OM – LOSC (1-0) : La Canebiere academie livre ses notes

Blaah enchaine, il est chaud.

Aïoli les sapiens,

L’académie du jour sera encore écrite depuis le Jardin des Plantes, où mes nouveaux collègues à poils et à plumes m’ont décidé à rester encore un peu. Ces dernier temps, je me trouvais un peu à court de sujets pour ma thèse sur l’hybridation des camélidés. Ici, je peux reprendre mes travaux dès ce soir dans la grande volière, où la petite ibis sacrée a accepté de contribuer avec moi aux progrès de la science. Elle me paraît un peu frêle pour promettre de grands résultats, mais comme le disait Emile Louis : « Ce n’est pas parce que l’adversaire est diminué qu’il faut bouder son plaisir ».
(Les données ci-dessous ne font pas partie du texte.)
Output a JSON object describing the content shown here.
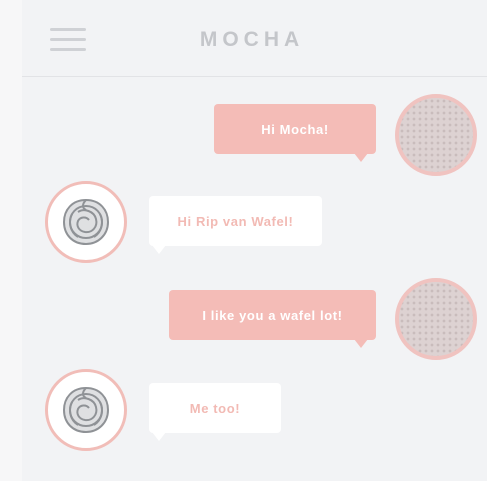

Ce qui m’amène tout naturellement à te parler du match. Pour une fois, les circonstances ont été favorables aux Olympiens qui, après un début de partie peu maîtrisé, ont tant bien que mal réussi à équilibrer les débats. Un coup de pute et un coup de crête plus tard, les Dogues repartaient la queue entre les pattes. Au bilan, une partie sans génie mais maîtrisée : nos lacunes ne nous ont pas été préjudiciables, alors que les joueurs décisifs le sont redevenus le temps d’un soir. Bob-Loulou et René ont déjà fait leur office, place à l’académie :

S. Mandanda (4/5) : Si la fébrilité sur corner demeure, pour le reste on a retrouvé un grand Steve, qui cumule arrêts esthétiques et décisifs. A se demander ce qui lui a permis de retrouver soudain ses repères…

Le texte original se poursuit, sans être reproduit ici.